Per lei sono diventato geloso di lei ed anche di tutte le sue cose, mentre prima lo ero solo di chi lei l'ha fatta insieme a me (anche se nn ci crede :-p)
Per lei vorrei essere l'uomo più danaroso del mondo, ma non il più ricco, perchè con lei lo sono già.
Per lei un solo passo è una conquista e non un passo solo.
Per lei ho pregato un'altra volta.
Per lei ho riempito una casa di colori, ma se dorme in un'altra stanza mi sembra sempre grigia e vuota.
Per lei guardo forzatamente con speranza quel futuro che prima per me era solo un punto interrogativo.
Per lei Hello Kitty anche senza la bocca ha il suo libro di filastrocche e canzoncine.
Per lei ogni novità è un raggio di sole che spunta da un cielo nero nero ma che con lei si allarga ogni giorno sempre di più in un azzurro candido come lei.

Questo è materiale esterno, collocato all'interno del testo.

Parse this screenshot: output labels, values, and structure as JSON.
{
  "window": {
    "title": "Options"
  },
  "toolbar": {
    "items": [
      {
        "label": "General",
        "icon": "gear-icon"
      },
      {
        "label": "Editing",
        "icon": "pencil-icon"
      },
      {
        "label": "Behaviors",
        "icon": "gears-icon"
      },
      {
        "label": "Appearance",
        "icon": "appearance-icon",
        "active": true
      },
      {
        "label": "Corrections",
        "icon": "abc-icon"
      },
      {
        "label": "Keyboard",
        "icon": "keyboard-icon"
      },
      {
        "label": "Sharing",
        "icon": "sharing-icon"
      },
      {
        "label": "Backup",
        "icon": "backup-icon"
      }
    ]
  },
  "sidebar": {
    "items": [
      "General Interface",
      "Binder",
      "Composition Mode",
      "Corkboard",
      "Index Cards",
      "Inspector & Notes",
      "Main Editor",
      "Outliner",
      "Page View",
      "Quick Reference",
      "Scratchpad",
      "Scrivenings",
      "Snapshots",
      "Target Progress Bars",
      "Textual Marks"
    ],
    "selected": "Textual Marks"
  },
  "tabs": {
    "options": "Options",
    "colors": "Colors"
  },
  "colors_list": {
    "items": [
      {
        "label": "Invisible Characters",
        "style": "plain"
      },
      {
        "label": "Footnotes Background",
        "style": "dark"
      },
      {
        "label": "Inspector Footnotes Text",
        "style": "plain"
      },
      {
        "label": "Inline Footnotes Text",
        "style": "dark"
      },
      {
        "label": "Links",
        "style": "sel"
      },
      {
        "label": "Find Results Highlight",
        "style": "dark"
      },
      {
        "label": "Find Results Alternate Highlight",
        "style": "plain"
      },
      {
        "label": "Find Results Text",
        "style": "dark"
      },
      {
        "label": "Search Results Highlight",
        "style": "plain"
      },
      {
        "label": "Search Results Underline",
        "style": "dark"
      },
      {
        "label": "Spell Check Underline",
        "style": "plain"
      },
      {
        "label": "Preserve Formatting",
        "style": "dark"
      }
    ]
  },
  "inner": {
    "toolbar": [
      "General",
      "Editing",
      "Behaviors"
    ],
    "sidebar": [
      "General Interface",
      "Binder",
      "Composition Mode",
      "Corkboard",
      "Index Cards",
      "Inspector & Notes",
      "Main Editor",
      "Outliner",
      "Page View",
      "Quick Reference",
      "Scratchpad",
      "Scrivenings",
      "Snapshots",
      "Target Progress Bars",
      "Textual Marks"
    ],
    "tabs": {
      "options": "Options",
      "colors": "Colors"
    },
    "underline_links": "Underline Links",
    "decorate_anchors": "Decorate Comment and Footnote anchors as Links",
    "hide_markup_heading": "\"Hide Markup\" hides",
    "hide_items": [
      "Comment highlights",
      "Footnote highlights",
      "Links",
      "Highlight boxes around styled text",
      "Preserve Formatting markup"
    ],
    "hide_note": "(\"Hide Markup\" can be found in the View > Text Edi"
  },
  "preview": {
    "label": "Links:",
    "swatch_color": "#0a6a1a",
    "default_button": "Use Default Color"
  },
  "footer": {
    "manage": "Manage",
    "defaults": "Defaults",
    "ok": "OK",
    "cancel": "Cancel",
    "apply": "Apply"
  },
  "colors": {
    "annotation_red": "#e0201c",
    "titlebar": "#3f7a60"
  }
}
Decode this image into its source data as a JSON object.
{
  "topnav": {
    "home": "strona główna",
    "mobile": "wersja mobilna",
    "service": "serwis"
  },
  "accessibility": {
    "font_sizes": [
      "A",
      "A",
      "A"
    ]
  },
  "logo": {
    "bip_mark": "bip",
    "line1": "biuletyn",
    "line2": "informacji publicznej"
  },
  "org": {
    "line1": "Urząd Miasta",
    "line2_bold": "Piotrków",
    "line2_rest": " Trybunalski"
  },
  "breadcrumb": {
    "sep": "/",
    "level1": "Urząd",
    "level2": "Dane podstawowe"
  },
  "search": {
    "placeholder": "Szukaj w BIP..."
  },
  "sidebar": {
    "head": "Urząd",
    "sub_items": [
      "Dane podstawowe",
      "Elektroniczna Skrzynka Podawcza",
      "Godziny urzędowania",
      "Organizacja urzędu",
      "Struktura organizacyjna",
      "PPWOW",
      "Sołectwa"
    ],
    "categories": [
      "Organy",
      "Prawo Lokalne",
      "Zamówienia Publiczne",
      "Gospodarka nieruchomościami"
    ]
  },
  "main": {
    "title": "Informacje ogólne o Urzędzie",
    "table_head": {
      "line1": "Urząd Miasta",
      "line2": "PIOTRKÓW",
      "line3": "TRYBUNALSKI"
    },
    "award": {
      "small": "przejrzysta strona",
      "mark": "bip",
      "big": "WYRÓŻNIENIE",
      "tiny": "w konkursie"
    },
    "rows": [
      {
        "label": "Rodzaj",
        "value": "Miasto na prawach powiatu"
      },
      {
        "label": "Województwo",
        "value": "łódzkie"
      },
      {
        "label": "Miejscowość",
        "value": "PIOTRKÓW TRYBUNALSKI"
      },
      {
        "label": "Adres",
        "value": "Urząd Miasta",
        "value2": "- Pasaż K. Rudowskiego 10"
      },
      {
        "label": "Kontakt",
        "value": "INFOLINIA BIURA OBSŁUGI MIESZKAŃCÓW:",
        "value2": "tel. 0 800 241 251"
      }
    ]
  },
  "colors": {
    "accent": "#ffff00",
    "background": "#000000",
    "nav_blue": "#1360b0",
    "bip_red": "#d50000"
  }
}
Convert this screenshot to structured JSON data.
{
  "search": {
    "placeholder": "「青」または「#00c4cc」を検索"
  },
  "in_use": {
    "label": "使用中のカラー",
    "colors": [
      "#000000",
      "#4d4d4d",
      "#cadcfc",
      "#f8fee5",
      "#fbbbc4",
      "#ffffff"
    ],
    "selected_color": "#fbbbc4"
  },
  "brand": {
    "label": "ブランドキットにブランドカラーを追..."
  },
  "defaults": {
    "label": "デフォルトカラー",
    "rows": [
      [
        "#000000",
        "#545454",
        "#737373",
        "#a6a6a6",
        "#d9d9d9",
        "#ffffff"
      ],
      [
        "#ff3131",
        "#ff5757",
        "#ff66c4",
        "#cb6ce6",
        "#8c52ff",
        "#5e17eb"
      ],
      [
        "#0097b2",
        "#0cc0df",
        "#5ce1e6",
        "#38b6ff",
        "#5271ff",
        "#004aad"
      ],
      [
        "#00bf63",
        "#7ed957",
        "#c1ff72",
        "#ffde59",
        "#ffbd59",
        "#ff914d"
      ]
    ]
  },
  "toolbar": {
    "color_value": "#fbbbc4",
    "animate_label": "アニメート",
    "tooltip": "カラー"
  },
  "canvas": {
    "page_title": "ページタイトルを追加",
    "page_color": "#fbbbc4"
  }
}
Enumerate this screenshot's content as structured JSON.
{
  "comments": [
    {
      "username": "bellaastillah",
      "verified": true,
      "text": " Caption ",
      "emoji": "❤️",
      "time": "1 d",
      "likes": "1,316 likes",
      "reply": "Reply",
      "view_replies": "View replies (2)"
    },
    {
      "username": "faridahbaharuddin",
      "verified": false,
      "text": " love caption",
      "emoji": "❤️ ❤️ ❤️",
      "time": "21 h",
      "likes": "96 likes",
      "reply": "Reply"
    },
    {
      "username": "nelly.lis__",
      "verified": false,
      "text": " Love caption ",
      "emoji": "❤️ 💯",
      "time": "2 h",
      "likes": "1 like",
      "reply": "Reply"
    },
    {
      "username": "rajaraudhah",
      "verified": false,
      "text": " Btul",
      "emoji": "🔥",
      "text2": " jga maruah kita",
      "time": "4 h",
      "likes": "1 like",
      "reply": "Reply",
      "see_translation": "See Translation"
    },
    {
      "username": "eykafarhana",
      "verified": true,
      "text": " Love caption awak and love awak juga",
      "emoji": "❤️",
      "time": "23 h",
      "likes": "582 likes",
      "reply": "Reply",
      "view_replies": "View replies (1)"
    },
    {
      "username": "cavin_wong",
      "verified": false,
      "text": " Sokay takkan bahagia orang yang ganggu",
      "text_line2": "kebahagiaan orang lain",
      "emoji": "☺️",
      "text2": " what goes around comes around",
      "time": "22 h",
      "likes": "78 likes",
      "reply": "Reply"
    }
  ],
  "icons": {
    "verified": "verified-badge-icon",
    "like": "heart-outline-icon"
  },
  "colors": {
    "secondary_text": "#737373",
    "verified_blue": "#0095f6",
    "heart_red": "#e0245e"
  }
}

Per lei il mare ha plasmato i suoi occhi, che come il mare sono chiari, profondi e immensi.
Per lei anche il giorno più storto è sempre più bello del giorno prima.
Per lei ho ascoltato un milione di canzoni, quella bella che fa per lei non l'hanno ancora scritta e non credo ci riusciranno mai.
Per lei il farfugliare è musica ed il balbettare è poesia.
Per lei mi auguro tutto il bene del mondo, anzi no, il mondo non mi basta, diciamo dell'universo, e come l'universo sarà un bene in espansione.
Per lei potrei continuare a scrivere all'infinito, ma sarebbe tempo perso, perchè è più bello viverla che scriverla.
Per lei non dedico solo queste parole, ma la mia vita intera.